Il disco dell’anno del Tracca è “Conservare in luogo fresco e asciutto” di Angelica Lubian. È uscito nel 2008, e questa è già una contraddizione… ma avendolo scoperto da poche settimane (once again, thanks to Dassioposq!) e avendolo ascoltato a ciclo continuo e senza tregua, ricavandone sempre una sincera emozione, posso affermare senza remore che il disco che ha più di ogni altro segnato il mio 2009 è “Conservare in luogo fresco e asciutto” della giovane musicista, compositrice, cantante friulana Angelica Lubian.
CILFEA è un album interamente autoprodotto, come molte delle cose qualitativamente più interessanti che cercano di farsi strada in un mercato musicale italiano sempre più asfittico e privo di coraggio. Angelica Lubian ha distillato in 54 minuti tredici alambicchi di purissima acquavite, a cui ha saputo conferire toni e sapori molto diversi tra loro. Eclettica, è stato il primo aggettivo che ho pensato dopo aver sentito per la prima volta le sue canzoni sul suo myspace (ci arrivate da
www.angelicalubian.com). Energica, è stato il secondo. Dolce, è stato il terzo. Caustica, è stato il quarto. Bravissima, è stato il quinto.
Dopo aver ricevuto il suo cd (costa 15 euro, lo potete ordinare direttamente a lei e ve lo spedirà a casa in men che non si dica!) mi sono poi reso conto che gli ascolti necessari a carpirne tutte le sfaccettature sono molti.

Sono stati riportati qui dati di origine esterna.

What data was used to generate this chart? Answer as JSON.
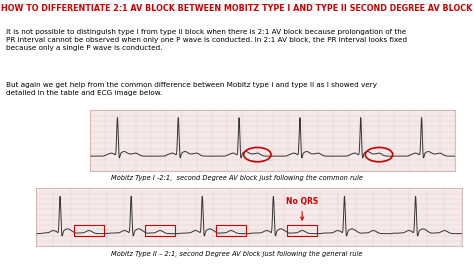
{
  "title": "HOW TO DIFFERENTIATE 2:1 AV BLOCK BETWEEN MOBITZ TYPE I AND TYPE II SECOND DEGREE AV BLOCK",
  "title_color": "#cc0000",
  "bg_color": "#ffffff",
  "body_text1": "It is not possible to distinguish type I from type II block when there is 2:1 AV block because prolongation of the\nPR interval cannot be observed when only one P wave is conducted. In 2:1 AV block, the PR interval looks fixed\nbecause only a single P wave is conducted.",
  "body_text2": "But again we get help from the common difference between Mobitz type I and type II as I showed very\ndetailed in the table and ECG image below.",
  "ecg1_label": "Mobitz Type I -2:1,  second Degree AV block just following the common rule",
  "ecg2_label": "Mobitz Type II – 2:1, second Degree AV block just following the general rule",
  "no_qrs_label": "No QRS",
  "text_color": "#000000",
  "grid_color": "#e8c8c8",
  "ecg_bg": "#f5eaea",
  "ecg_line_color": "#333333",
  "red_color": "#cc0000",
  "font_size_title": 5.8,
  "font_size_body": 5.2,
  "font_size_label": 4.8,
  "font_size_nqrs": 5.5
}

E già questo, in un album di musica leggera italiana odierno, è un risultato non indifferente. Cambia registro con grande facilità, la Lubian, passa con disinvoltura naturale e non esibita dal rock energico alla ballata dagli accenti beatlesiani, dalla canzone jazzata all’onesto pop orecchiabile ma mai banale, curando in maniera maniacale arrangiamenti e testi. E anche all’interno di uno stesso pezzo riesce spesso a sorprendere con variazioni sul tema e finali a sorpresa che suscitano sorrisi ammirati.
Sì, direte voi, ma a chi somiglia? Se proprio non possiamo fare a meno di lanciarci nel gioco poco costruttivo dei paragoni, diciamo pure che la Cantantessa sicula è una delle prime che viene in mente, anche se a me restano vivi in mente alcuni dei migliori accenti della Toffoli sua conterranea e anche la classe e la sensibilità della migliore Donà. Ma se siete a caccia di cloni, cambiate pure canale: a 25 anni Angelica Lubian ha uno stile suo, immediatamente riconoscibile. E scusate se è poco.
Procedendo con gli ascolti ho cambiato molte volte la rosa dei miei pezzi preferiti del disco, che si è allargata a dismisura. Quasi tutte le canzoni, come già dicevo, meritano reiterati ascolti per essere pienamente apprezzate, data la presenza di dettagli che emergono poco a poco. Le mie preferite? “Mercenaria”, per l’energia e l’incitamento che sprigiona; “Incredibilmente disarmante”, perché mi emoziona e mi commuove ogni volta; “Meteropatica”, perché mi trascina e mi diverte; “Sconosciuto”, perché è una valanga emozionale che cresce ad ogni nota; “Lo spazzolino”, perché è vetriolo e soda caustica; “Mon cher, addio”, perché è un piccolo capolavoro; “Profumo di paglia”, perché ha un finale a sorpresa che a me ha ricordato tanto (nello spirito più che nella forma) “La zappa… il tridente ecc.” di Rino Gaetano. E faccio comunque un torto alle altre canzoni, non citandole.
Angelica suona all’Auditorium Parco della Musica di Roma il prossimo 22 gennaio, in apertura della manifestazione Generazione X: chi non viene è un discografico sanremese!